Glenda was a much-loved teacher at Our Lady of the Sacred Heart College for 18 years, an active member of the Adelaide Hills parish and a dedicated volunteer with Caritas Australia, the Hutt St Centre and Red Cross.
Glenda’s mother died when she was 13 years old and she was brought up by her grandmother and aunt in Sydney.
Glenda and her children, Hilary and Edward, moved to Adelaide from Sydney in 1991.
She was a member of the Parents and Friends Association at St Catherine’s School Stirling for many years and formed close friendships with other parents.
She began studying for a Bachelor of Education in Sydney at the Australian Catholic University but only completed one year there due to family commitments. In Adelaide she resumed her studies and completed her thesis on Emeritus Archbishop Leonard Faulkner.
Glenda was a member of the Red Cross Mylor branch for 26 years and generously gave of her time and energy for fundraising work.
She arranged the church flowers and cleaning at St Matthews and was a member of the team who looked after Our Lady of the Rosary Church at Stirling East.
Another of her volunteering roles was at the Hutt St Centre where she helped in the kitchen preparing meals and lunch packs.
Glenda attended tap dance classes at Aldgate Dance for many years and performed in every annual concert since 1997. She helped behind the scenes with ticket sales and fundraising and was cheerful and enthusiastic on stage.
Teaching at OLSH gave Glenda a sense of personal achievement. She was passionate about history and her involvement in special studies included attending the Mylor ANZAC Day ceremony with a bus load of students and doing history walks of the township.
Glenda always put the needs of others first and forever showed people how much she was thinking of them – either by way of a thoughtful greeting card or note, a kind gesture, a bunch of flowers or a unique gift. She never forgot an anniversary, birthday or other special occasion. She was a true friend – kind, compassionate and loyal.
Glenda selflessly gave her time, love and dedication to the Church and to charities, including Caritas Australia of which she was a committee member for 10 years. She would bring a group of students into the city each year to help prepare material for Project Compassion.

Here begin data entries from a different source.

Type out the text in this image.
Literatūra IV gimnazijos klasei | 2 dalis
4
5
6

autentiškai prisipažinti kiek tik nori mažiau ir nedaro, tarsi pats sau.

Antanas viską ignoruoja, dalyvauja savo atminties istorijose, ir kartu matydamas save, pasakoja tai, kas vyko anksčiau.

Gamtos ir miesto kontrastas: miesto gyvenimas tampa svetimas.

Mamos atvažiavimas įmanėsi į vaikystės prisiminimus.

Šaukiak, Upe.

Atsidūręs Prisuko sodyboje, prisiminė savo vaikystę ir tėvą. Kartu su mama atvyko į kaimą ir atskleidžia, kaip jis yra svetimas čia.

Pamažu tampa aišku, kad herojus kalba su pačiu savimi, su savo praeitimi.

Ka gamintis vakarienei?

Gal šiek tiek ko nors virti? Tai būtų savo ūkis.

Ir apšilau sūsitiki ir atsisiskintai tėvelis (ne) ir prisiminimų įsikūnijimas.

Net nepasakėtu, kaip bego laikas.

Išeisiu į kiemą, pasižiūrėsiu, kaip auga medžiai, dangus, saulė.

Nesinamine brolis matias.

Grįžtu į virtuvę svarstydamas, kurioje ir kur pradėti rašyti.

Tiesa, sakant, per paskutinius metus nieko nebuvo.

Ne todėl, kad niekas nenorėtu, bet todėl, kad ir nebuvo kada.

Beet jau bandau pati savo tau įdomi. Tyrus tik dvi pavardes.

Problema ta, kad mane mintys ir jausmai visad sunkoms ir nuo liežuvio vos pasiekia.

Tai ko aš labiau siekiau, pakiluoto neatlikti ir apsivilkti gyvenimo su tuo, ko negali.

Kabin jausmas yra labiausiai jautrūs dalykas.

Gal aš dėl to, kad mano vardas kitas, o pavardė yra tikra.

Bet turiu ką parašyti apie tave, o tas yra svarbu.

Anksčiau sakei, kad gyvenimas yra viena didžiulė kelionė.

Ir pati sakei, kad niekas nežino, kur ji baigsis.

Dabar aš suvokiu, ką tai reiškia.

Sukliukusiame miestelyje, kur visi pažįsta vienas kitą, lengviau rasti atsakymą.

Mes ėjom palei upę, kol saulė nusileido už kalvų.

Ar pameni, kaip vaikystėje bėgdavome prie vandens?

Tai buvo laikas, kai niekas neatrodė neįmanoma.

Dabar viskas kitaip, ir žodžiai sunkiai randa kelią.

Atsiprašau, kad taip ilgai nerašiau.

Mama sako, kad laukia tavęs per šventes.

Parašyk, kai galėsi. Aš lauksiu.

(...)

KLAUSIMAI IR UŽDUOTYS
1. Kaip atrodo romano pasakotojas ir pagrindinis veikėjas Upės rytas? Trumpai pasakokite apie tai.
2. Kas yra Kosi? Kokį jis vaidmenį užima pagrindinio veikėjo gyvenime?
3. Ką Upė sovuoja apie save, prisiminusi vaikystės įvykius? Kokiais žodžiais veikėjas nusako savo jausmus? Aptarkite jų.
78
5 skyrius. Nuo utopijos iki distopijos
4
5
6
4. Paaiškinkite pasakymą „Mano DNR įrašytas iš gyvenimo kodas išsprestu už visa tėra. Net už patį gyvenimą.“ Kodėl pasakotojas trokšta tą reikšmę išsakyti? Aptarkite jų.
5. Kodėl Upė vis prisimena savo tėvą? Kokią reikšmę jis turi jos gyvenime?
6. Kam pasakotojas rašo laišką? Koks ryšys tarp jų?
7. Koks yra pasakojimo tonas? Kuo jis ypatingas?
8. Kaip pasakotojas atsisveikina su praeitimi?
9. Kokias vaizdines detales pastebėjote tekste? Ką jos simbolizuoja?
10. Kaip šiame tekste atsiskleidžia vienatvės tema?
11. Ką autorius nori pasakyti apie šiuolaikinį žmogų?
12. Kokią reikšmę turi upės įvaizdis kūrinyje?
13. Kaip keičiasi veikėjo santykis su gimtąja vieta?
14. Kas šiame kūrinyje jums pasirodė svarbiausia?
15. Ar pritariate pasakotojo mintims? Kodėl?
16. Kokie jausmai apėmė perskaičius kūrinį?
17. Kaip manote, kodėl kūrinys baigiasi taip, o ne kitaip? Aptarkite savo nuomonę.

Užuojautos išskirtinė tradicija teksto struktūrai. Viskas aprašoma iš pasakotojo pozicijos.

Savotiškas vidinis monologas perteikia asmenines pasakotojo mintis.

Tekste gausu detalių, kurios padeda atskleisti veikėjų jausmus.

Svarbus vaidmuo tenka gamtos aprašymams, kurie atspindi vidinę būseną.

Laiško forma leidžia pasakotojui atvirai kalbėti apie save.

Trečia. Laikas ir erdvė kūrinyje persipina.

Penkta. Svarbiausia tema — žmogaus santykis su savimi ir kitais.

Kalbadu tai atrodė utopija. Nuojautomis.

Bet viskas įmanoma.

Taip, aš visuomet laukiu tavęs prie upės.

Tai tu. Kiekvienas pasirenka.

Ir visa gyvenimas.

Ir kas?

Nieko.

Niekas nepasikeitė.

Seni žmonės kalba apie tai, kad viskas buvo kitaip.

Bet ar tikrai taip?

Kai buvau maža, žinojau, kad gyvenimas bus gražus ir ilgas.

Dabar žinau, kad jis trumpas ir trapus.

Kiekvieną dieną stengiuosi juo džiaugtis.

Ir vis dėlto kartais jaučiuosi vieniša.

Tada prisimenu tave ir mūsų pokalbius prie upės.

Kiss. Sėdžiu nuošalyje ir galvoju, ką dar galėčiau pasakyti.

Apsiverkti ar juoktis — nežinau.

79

In a liturgy of remembrance conducted by the Adelaide Caritas Committee, Glenda was described as “fiercely dedicated to upholding the dignity of others” in her work with the humanitarian aid agency, as a teacher and as a member of the Adelaide Hills parish.
Glenda personified what it truly means to be part of the Catholic family, dedicating her life to the service of others and to ensuring everyone felt connected and cared for. She was passionate about providing her students with opportunities to experience the wonder of God’s grace.